Asa Butterfield is talking about one of those “close, but not close enough” moments actors don’t forget. For Sam Mendes’ upcoming big-screen Beatles project, he says he was at one point in the running to play George Harrison.

The former Education star told an interview published in The Times on Wednesday that he actually auditioned for the role—an audition that, in his words, was something he really wanted. But it didn’t land. The part eventually went to Stranger Things actor Joseph Quinn, and Asa’s reaction isn’t dramatic. It’s more… practical, like he’s already moved on and is just trying to explain how it happened.

What stood out most is how he frames the disappointment. “There are roles that you really, really want. But I find something else comes up and you do another job which you wouldn’t have been able to do,” he said. In other words: the rejection doesn’t just sting, it redirects. And if you’ve ever sat in a quiet casting room long enough to hear your own breathing, you know that feeling—waiting while your future quietly gets decided elsewhere.

This isn’t even the first time he’s shared a near-miss. Back in 2020, he confirmed to Collider that at one point he’d been in contention to play Spider-Man, before Marvel gave the role to Tom Holland. He described how “every so often” there’s a part you pour your heart into—then you don’t get it.

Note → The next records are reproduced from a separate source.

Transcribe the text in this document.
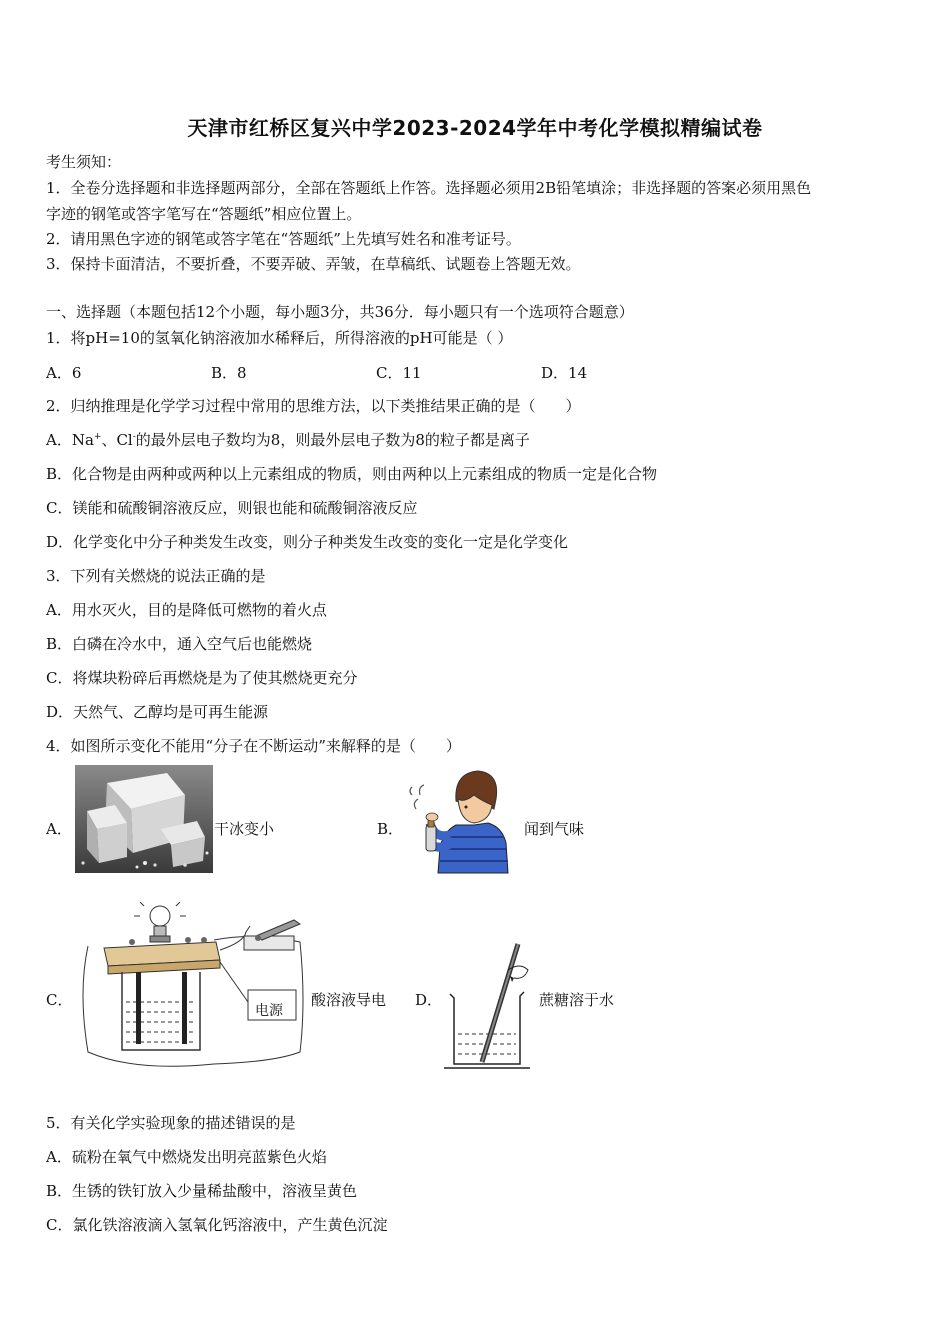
天津市红桥区复兴中学2023-2024学年中考化学模拟精编试卷
考生须知：
1．全卷分选择题和非选择题两部分，全部在答题纸上作答。选择题必须用2B铅笔填涂；非选择题的答案必须用黑色
字迹的钢笔或答字笔写在“答题纸”相应位置上。
2．请用黑色字迹的钢笔或答字笔在“答题纸”上先填写姓名和准考证号。
3．保持卡面清洁，不要折叠，不要弄破、弄皱，在草稿纸、试题卷上答题无效。
一、选择题（本题包括12个小题，每小题3分，共36分．每小题只有一个选项符合题意）
1．将pH=10的氢氧化钠溶液加水稀释后，所得溶液的pH可能是（ ）
A．6	B．8	C．11	D．14
2．归纳推理是化学学习过程中常用的思维方法，以下类推结果正确的是（　　）
A．Na+、Cl-的最外层电子数均为8，则最外层电子数为8的粒子都是离子
B．化合物是由两种或两种以上元素组成的物质，则由两种以上元素组成的物质一定是化合物
C．镁能和硫酸铜溶液反应，则银也能和硫酸铜溶液反应
D．化学变化中分子种类发生改变，则分子种类发生改变的变化一定是化学变化
3．下列有关燃烧的说法正确的是
A．用水灭火，目的是降低可燃物的着火点
B．白磷在冷水中，通入空气后也能燃烧
C．将煤块粉碎后再燃烧是为了使其燃烧更充分
D．天然气、乙醇均是可再生能源
4．如图所示变化不能用“分子在不断运动”来解释的是（　　）
A．	干冰变小	B．	闻到气味
C．
电源
酸溶液导电 D．	蔗糖溶于水
5．有关化学实验现象的描述错误的是
A．硫粉在氧气中燃烧发出明亮蓝紫色火焰
B．生锈的铁钉放入少量稀盐酸中，溶液呈黄色
C．氯化铁溶液滴入氢氧化钙溶液中，产生黄色沉淀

Still, he added that he often finds something even better comes out of it later.

He also sounded like he’s learned to treat it as part of the job, not a personal verdict. “There’s only so much you can do,” he said, pointing out that everyone has a different take on a character. If your approach doesn’t line up with what the director and producers want, he suggests, there’s basically nothing you can do. That’s out of your hands—something he says he’s learned and tries to use to get over it.

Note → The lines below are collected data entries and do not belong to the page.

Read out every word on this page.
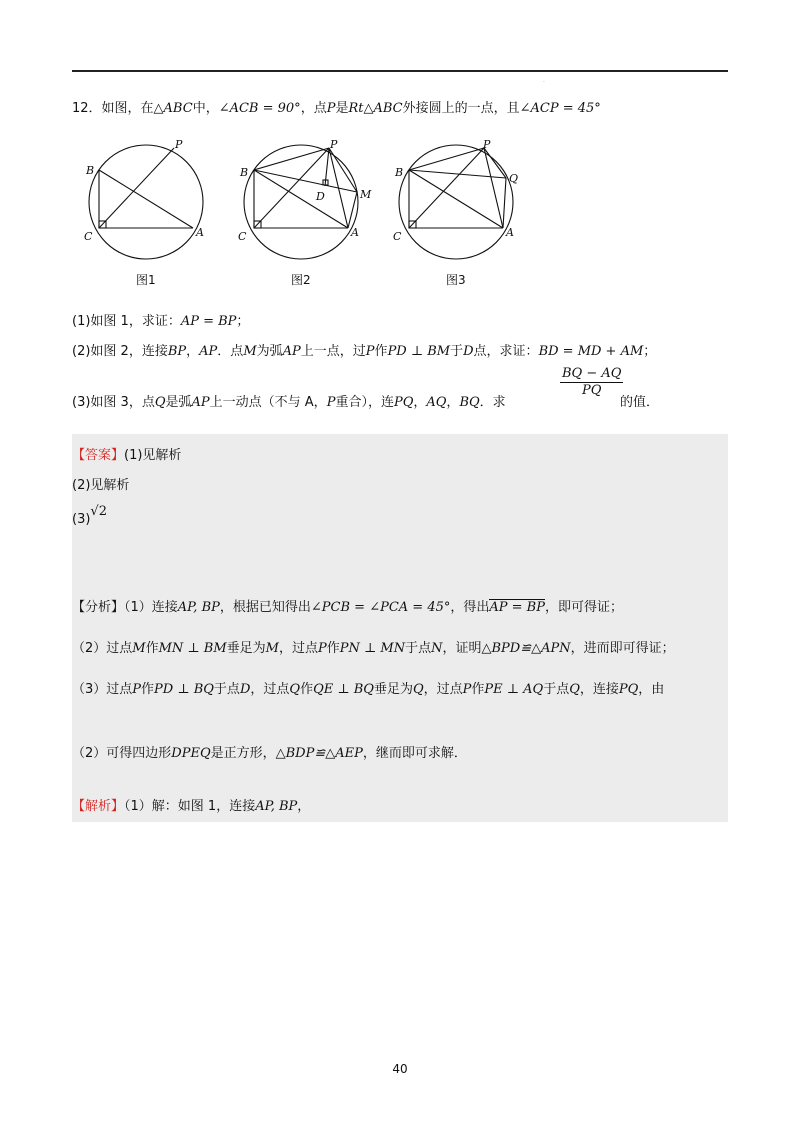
·
12．如图，在△ABC中，∠ACB = 90°，点P是Rt△ABC外接圆上的一点，且∠ACP = 45°
B
P
C	A
B
P
D	M
C	A
B
P
Q
C	A
图1	图2	图3
(1)如图 1，求证：AP = BP；
(2)如图 2，连接BP，AP．点M为弧AP上一点，过P作PD ⊥ BM于D点，求证：BD = MD + AM；
(3)如图 3，点Q是弧AP上一动点（不与 A，P重合），连PQ，AQ，BQ．求
$\frac{BQ - AQ}{PQ}$
的值．
【答案】(1)见解析
(2)见解析
(3)√2
【分析】（1）连接AP, BP，根据已知得出∠PCB = ∠PCA = 45°，得出AP = BP，即可得证；
（2）过点M作MN ⊥ BM垂足为M，过点P作PN ⊥ MN于点N，证明△BPD≌△APN，进而即可得证；
（3）过点P作PD ⊥ BQ于点D，过点Q作QE ⊥ BQ垂足为Q，过点P作PE ⊥ AQ于点Q，连接PQ，由
（2）可得四边形DPEQ是正方形，△BDP≌△AEP，继而即可求解．
【解析】（1）解：如图 1，连接AP, BP，
40
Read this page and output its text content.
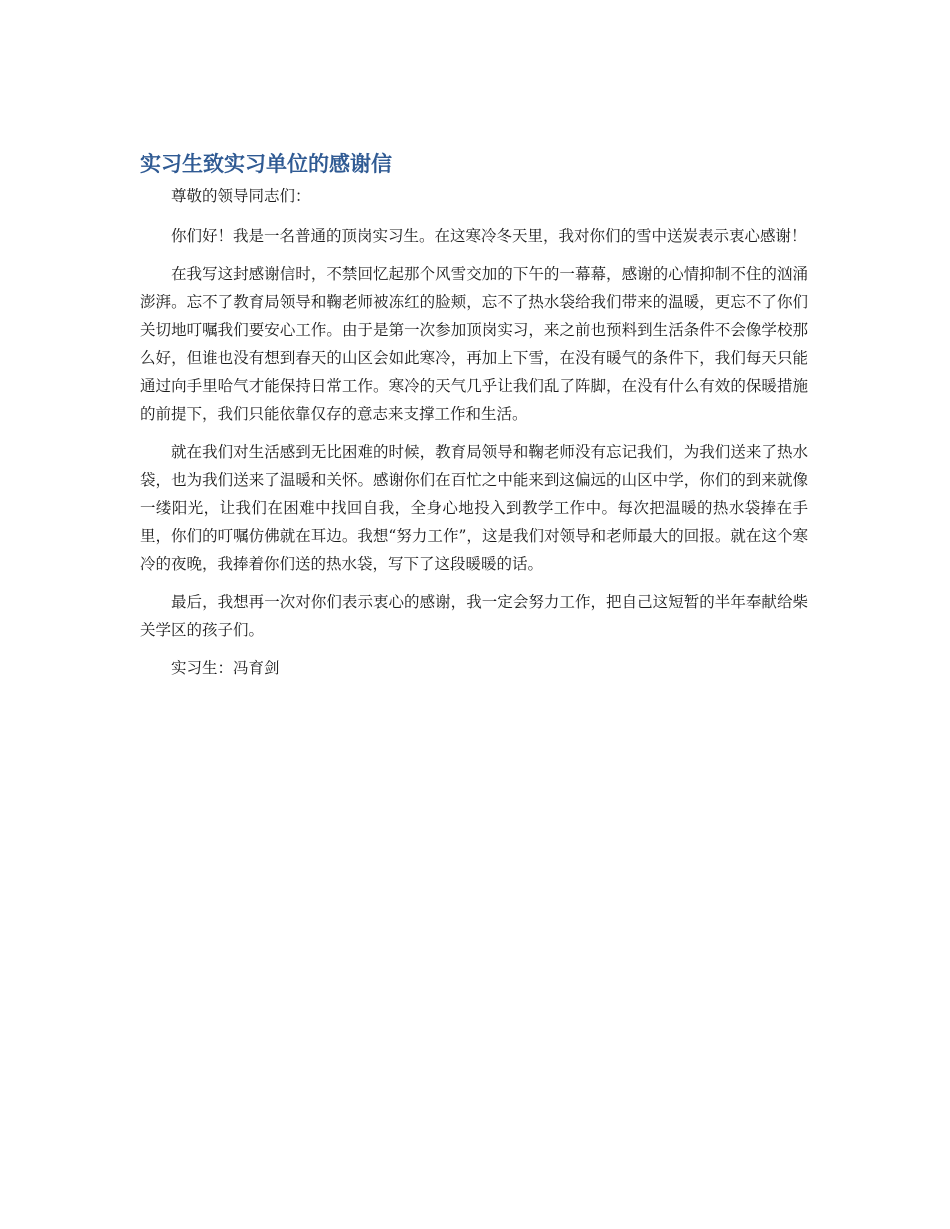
实习生致实习单位的感谢信

尊敬的领导同志们：

你们好！我是一名普通的顶岗实习生。在这寒冷冬天里，我对你们的雪中送炭表示衷心感谢！

在我写这封感谢信时，不禁回忆起那个风雪交加的下午的一幕幕，感谢的心情抑制不住的汹涌澎湃。忘不了教育局领导和鞠老师被冻红的脸颊，忘不了热水袋给我们带来的温暖，更忘不了你们关切地叮嘱我们要安心工作。由于是第一次参加顶岗实习，来之前也预料到生活条件不会像学校那么好，但谁也没有想到春天的山区会如此寒冷，再加上下雪，在没有暖气的条件下，我们每天只能通过向手里哈气才能保持日常工作。寒冷的天气几乎让我们乱了阵脚，在没有什么有效的保暖措施的前提下，我们只能依靠仅存的意志来支撑工作和生活。

就在我们对生活感到无比困难的时候，教育局领导和鞠老师没有忘记我们，为我们送来了热水袋，也为我们送来了温暖和关怀。感谢你们在百忙之中能来到这偏远的山区中学，你们的到来就像一缕阳光，让我们在困难中找回自我，全身心地投入到教学工作中。每次把温暖的热水袋捧在手里，你们的叮嘱仿佛就在耳边。我想“努力工作”，这是我们对领导和老师最大的回报。就在这个寒冷的夜晚，我捧着你们送的热水袋，写下了这段暖暖的话。

最后，我想再一次对你们表示衷心的感谢，我一定会努力工作，把自己这短暂的半年奉献给柴关学区的孩子们。

实习生：冯育剑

And the Spider-Man situation, in his telling, even reinforces the point. He’s made it clear he thinks Tom did amazing things with Peter and had a completely different portrayal—something that fit so well it feels like it “worked” in the end. Maybe Asa could’ve done it. Maybe not. But he leans on the idea that the “right” outcome sometimes happens because you didn’t take the path you expected.

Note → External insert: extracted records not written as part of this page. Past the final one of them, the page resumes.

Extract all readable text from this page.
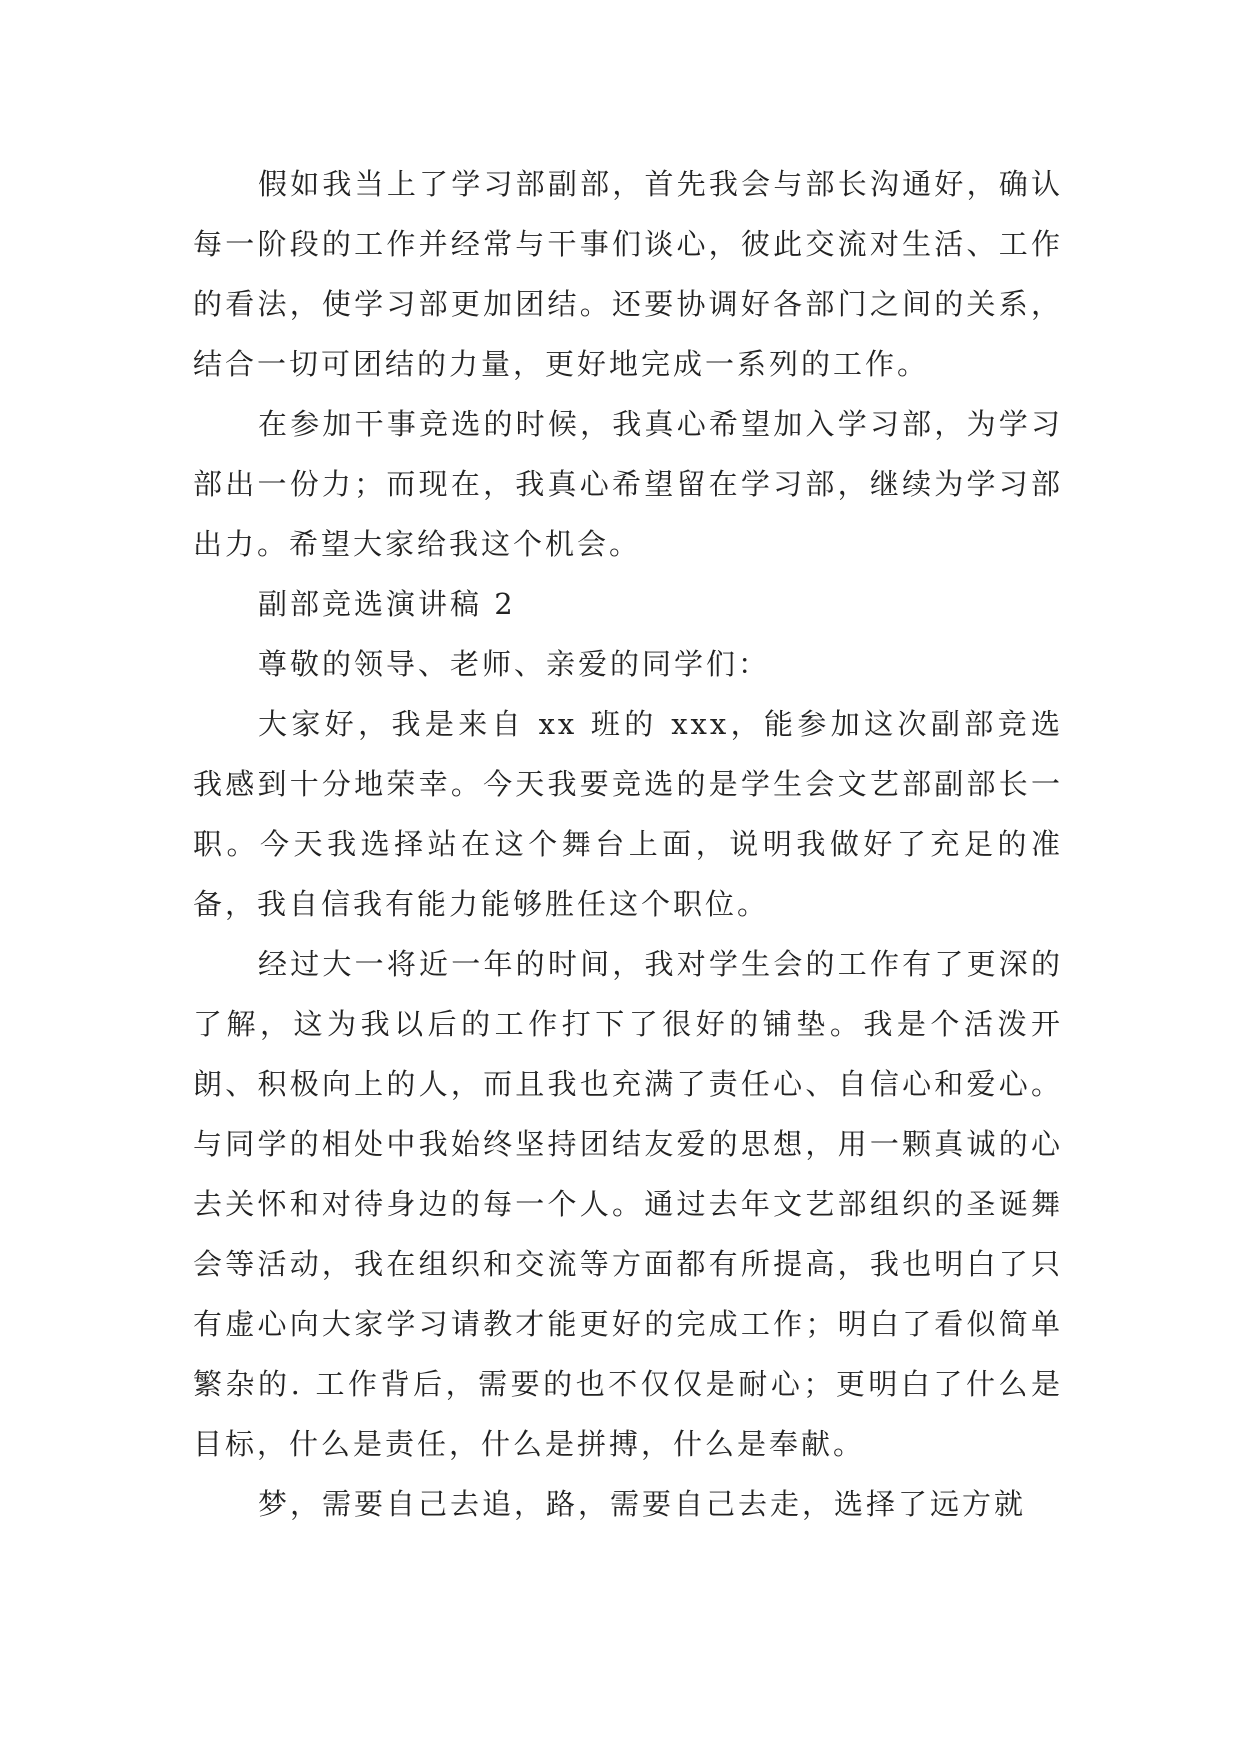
假如我当上了学习部副部，首先我会与部长沟通好，确认每一阶段的工作并经常与干事们谈心，彼此交流对生活、工作的看法，使学习部更加团结。还要协调好各部门之间的关系，结合一切可团结的力量，更好地完成一系列的工作。

在参加干事竞选的时候，我真心希望加入学习部，为学习部出一份力；而现在，我真心希望留在学习部，继续为学习部出力。希望大家给我这个机会。

副部竞选演讲稿 2

尊敬的领导、老师、亲爱的同学们：

大家好，我是来自 xx 班的 xxx，能参加这次副部竞选我感到十分地荣幸。今天我要竞选的是学生会文艺部副部长一职。今天我选择站在这个舞台上面，说明我做好了充足的准备，我自信我有能力能够胜任这个职位。

经过大一将近一年的时间，我对学生会的工作有了更深的了解，这为我以后的工作打下了很好的铺垫。我是个活泼开朗、积极向上的人，而且我也充满了责任心、自信心和爱心。与同学的相处中我始终坚持团结友爱的思想，用一颗真诚的心去关怀和对待身边的每一个人。通过去年文艺部组织的圣诞舞会等活动，我在组织和交流等方面都有所提高，我也明白了只有虚心向大家学习请教才能更好的完成工作；明白了看似简单繁杂的. 工作背后，需要的也不仅仅是耐心；更明白了什么是目标，什么是责任，什么是拼搏，什么是奉献。

梦，需要自己去追，路，需要自己去走，选择了远方就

Even more, the Beatles disappointment connects back to a theme in his more recent work. One of Asa’s latest projects, the play Second Best, has him portraying a former child actor who lost out on the role of Harry Potter after getting down to the final two in the auditioning process. So he’s not just talking about auditions in the abstract. He’s repeatedly lived around the edges of this kind of heartbreak—and now he’s turning it into something audiences can actually watch, even if they don’t feel every pause he had to endure.